Just a 20-minute drive away, leaders from the Group of Seven (G7) nations — which together account for 40% of the world’s GDP — are staying in luxury accommodation on the glorious Carbis Bay, flying in on private jets for lavish meals and even a meeting with the Queen and other royals, to discuss, of all things, how to address the very inequality their nations have for so long perpetuated.
In a small Redruth gallery, the Mining Exchange Art Studios, a painting hangs on a wall, depicting a defunct fire station in need of a makeover. Lorna Elaine Hosking, a 29-year-old artist who runs the studios, thinks the G7 leaders are not really thinking about towns like hers.
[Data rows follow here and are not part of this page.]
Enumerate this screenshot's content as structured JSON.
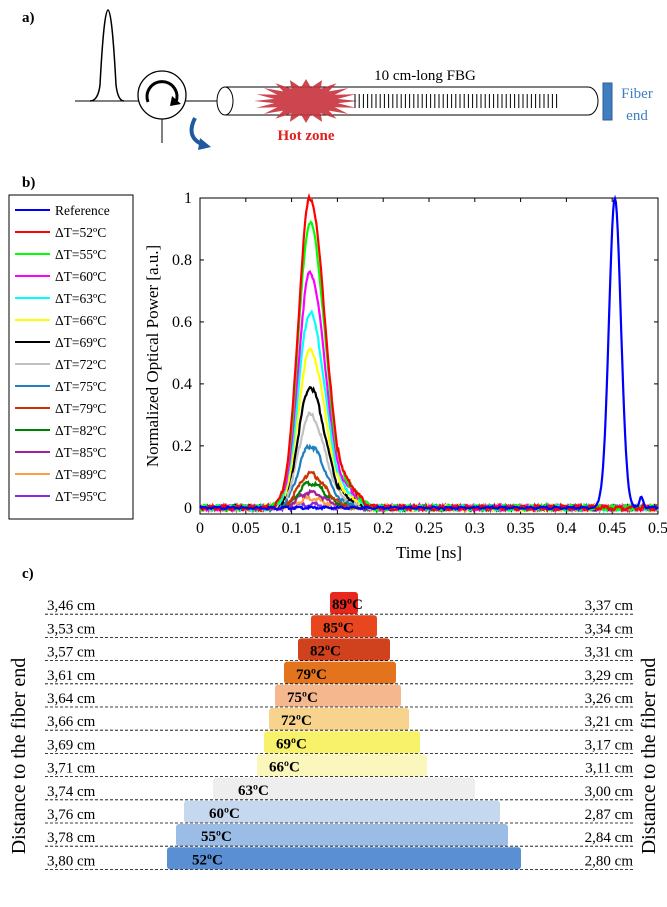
{
  "panel_a": {
    "label": "a)",
    "fbg_label": "10 cm-long FBG",
    "hot_zone_label": "Hot zone",
    "fiber_end_line1": "Fiber",
    "fiber_end_line2": "end",
    "colors": {
      "hot_zone": "#c8323c",
      "hot_zone_text": "#e0201f",
      "fiber_end": "#3f7fbf",
      "arrow": "#1f5aa0"
    }
  },
  "panel_b": {
    "label": "b)"
  },
  "panel_c": {
    "label": "c)",
    "ylabel": "Distance to the fiber end"
  },
  "chart_data": [
    {
      "type": "line",
      "xlabel": "Time [ns]",
      "ylabel": "Normalized Optical Power [a.u.]",
      "xlim": [
        0,
        0.5
      ],
      "ylim": [
        -0.02,
        1
      ],
      "x_ticks": [
        "0",
        "0.05",
        "0.1",
        "0.15",
        "0.2",
        "0.25",
        "0.3",
        "0.35",
        "0.4",
        "0.45",
        "0.5"
      ],
      "y_ticks": [
        "0",
        "0.2",
        "0.4",
        "0.6",
        "0.8",
        "1"
      ],
      "legend_position": "left outside",
      "series": [
        {
          "name": "Reference",
          "color": "#0000ff",
          "peak_x": 0.453,
          "peak_y": 1.0
        },
        {
          "name": "ΔT=52ºC",
          "color": "#ff0000",
          "peak_x": 0.12,
          "peak_y": 1.0
        },
        {
          "name": "ΔT=55ºC",
          "color": "#00ff00",
          "peak_x": 0.12,
          "peak_y": 0.92
        },
        {
          "name": "ΔT=60ºC",
          "color": "#ff00ff",
          "peak_x": 0.12,
          "peak_y": 0.76
        },
        {
          "name": "ΔT=63ºC",
          "color": "#00ffff",
          "peak_x": 0.12,
          "peak_y": 0.63
        },
        {
          "name": "ΔT=66ºC",
          "color": "#ffff00",
          "peak_x": 0.12,
          "peak_y": 0.51
        },
        {
          "name": "ΔT=69ºC",
          "color": "#000000",
          "peak_x": 0.12,
          "peak_y": 0.39
        },
        {
          "name": "ΔT=72ºC",
          "color": "#c0c0c0",
          "peak_x": 0.12,
          "peak_y": 0.3
        },
        {
          "name": "ΔT=75ºC",
          "color": "#1f7fbf",
          "peak_x": 0.12,
          "peak_y": 0.2
        },
        {
          "name": "ΔT=79ºC",
          "color": "#cc3300",
          "peak_x": 0.12,
          "peak_y": 0.11
        },
        {
          "name": "ΔT=82ºC",
          "color": "#008000",
          "peak_x": 0.12,
          "peak_y": 0.08
        },
        {
          "name": "ΔT=85ºC",
          "color": "#a020a0",
          "peak_x": 0.12,
          "peak_y": 0.05
        },
        {
          "name": "ΔT=89ºC",
          "color": "#ffa040",
          "peak_x": 0.12,
          "peak_y": 0.03
        },
        {
          "name": "ΔT=95ºC",
          "color": "#8a2be2",
          "peak_x": 0.12,
          "peak_y": 0.01
        }
      ]
    },
    {
      "type": "bar",
      "orientation": "horizontal",
      "ylabel": "Distance to the fiber end",
      "bars": [
        {
          "label": "89ºC",
          "left": "3,46 cm",
          "right": "3,37 cm",
          "color": "#e8281c"
        },
        {
          "label": "85ºC",
          "left": "3,53 cm",
          "right": "3,34 cm",
          "color": "#e8461e"
        },
        {
          "label": "82ºC",
          "left": "3,57 cm",
          "right": "3,31 cm",
          "color": "#d0421e"
        },
        {
          "label": "79ºC",
          "left": "3,61 cm",
          "right": "3,29 cm",
          "color": "#e4731e"
        },
        {
          "label": "75ºC",
          "left": "3,64 cm",
          "right": "3,26 cm",
          "color": "#f5b88e"
        },
        {
          "label": "72ºC",
          "left": "3,66 cm",
          "right": "3,21 cm",
          "color": "#f8d38e"
        },
        {
          "label": "69ºC",
          "left": "3,69 cm",
          "right": "3,17 cm",
          "color": "#f8f26a"
        },
        {
          "label": "66ºC",
          "left": "3,71 cm",
          "right": "3,11 cm",
          "color": "#faf6bc"
        },
        {
          "label": "63ºC",
          "left": "3,74 cm",
          "right": "3,00 cm",
          "color": "#eeeeee"
        },
        {
          "label": "60ºC",
          "left": "3,76 cm",
          "right": "2,87 cm",
          "color": "#c6d8f0"
        },
        {
          "label": "55ºC",
          "left": "3,78 cm",
          "right": "2,84 cm",
          "color": "#9bbde5"
        },
        {
          "label": "52ºC",
          "left": "3,80 cm",
          "right": "2,80 cm",
          "color": "#5b8fd4"
        }
      ]
    }
  ]
}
“The G7 is a positive thing because it highlights how wonderful the county is, but it would be nice if the Cornish people were celebrated for more than just the seaside image, because it’s much more than that,” she said.
“We never really recovered from the economic crash in the ’80s, and we’ve had lots more recessions since then. We do our best, but sometimes we get forgotten about. These leaders that come in, they just see the seaside, but us people inland — in the old mining towns like Redruth — the wages are very low. There’s lots of problems.”
Of all the world’s advanced nations, the United Kingdom has one of the most unequal distributions of wealth — the United States is even worse — and Cornwall is home to some of the country’s most deprived neighborhoods.
But what’s going on in this Cornish town is the same story in so many parts of the world. Little progress has been made globally to improve equality since the 2008 financial crisis, and the frustration of hundreds of millions of people has culminated in movements like Occupy Wall Street, the election of populist leaders like Donald Trump, and a movement away from globalization to parochialism and protectionism.
UK Prime Minister Boris Johnson, who is chairing the summit, said at the first leaders’ meeting on Friday that it was “vital” to avoid repeating the same mistakes of the 2008 crisis, “when the recovery was not uniform across all parts of society.”
“And I think what’s gone wrong with this pandemic, or what risks being a lasting scar, is that inequalities may be entrenched.”